Passou então a ser aceito e visto como alternativa de poder para as eleições de 2018 e a receber o endosso do estamento militar que o tinha rejeitado anteriormente, constituído pela oficialidade superior que se ressentia da perda do poder do período da ditadura. Assim, foi alçado à categoria de “mito”.

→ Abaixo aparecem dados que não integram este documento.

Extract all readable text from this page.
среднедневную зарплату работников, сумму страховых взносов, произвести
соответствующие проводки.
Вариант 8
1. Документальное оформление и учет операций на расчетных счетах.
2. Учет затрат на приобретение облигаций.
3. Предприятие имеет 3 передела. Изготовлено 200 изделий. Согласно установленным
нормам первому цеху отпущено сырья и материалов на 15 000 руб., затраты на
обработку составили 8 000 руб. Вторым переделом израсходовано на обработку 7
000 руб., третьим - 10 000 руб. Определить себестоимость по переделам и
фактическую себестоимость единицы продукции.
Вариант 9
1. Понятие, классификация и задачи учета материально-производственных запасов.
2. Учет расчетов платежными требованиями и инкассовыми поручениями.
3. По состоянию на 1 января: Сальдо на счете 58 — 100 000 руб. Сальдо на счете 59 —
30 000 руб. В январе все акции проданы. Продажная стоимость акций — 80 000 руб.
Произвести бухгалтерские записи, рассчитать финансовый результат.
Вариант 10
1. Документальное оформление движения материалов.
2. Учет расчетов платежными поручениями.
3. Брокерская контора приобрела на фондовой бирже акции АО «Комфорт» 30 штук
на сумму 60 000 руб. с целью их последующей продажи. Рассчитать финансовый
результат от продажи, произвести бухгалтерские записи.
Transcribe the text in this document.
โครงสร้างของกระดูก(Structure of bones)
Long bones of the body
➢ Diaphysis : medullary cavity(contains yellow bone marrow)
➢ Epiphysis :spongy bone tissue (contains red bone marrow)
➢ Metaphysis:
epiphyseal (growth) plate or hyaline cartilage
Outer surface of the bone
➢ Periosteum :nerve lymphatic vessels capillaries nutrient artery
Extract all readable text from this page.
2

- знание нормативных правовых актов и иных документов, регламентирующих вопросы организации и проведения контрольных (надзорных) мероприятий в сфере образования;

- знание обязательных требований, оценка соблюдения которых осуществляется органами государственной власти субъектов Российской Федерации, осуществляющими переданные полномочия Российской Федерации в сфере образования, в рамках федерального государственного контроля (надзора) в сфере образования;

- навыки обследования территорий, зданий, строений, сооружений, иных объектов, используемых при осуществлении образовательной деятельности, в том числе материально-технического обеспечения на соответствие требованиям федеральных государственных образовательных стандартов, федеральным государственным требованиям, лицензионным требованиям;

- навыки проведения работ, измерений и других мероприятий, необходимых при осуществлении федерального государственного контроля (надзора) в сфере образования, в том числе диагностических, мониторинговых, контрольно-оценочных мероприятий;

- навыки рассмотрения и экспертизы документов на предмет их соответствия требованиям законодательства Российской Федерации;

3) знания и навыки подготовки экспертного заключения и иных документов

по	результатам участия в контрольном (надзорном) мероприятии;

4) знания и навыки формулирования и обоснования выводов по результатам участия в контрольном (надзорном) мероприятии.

Boneco tosco como instrumento político

Os “liberais”, identificados com a nossa elite escravocrata, capazes de aceitar qualquer arroubo libertário em nome do mercado, aderiram com alegria ao candidato antipetista. Na verdade, os militares e a elite empresarial viram nele um boneco, bronco e tosco, mas adequado para ser usado como instrumento político. Bolsonaro foi também sendo identificado por personagens que estavam calados, abafados pela redemocratização, público que veio se assumindo e tendo cada vez mais coragem de expressar as mesmas mazelas morais e políticas dele, situação potencializada a partir da crise do governo Dilma; da decepção com o PT, que não mais era percebido como o partido da ética na política; com a erosão da militância de esquerda e o crescimento da “militância” evangélica.

Foi assim que chegamos à tragédia da vitória eleitoral de Bolsonaro em 2018, quando Lula, que mantinha uma larga vantagem nas pesquisas de intenção de votos, foi afastado da disputa eleitoral por meio de ameaças militares, expressadas pelo então comandante do Exército, General Villas Boas, e a subserviência do STF. E não nos esqueçamos da “facada fake”, que causou comoção popular e certamente influenciou na eleição dele.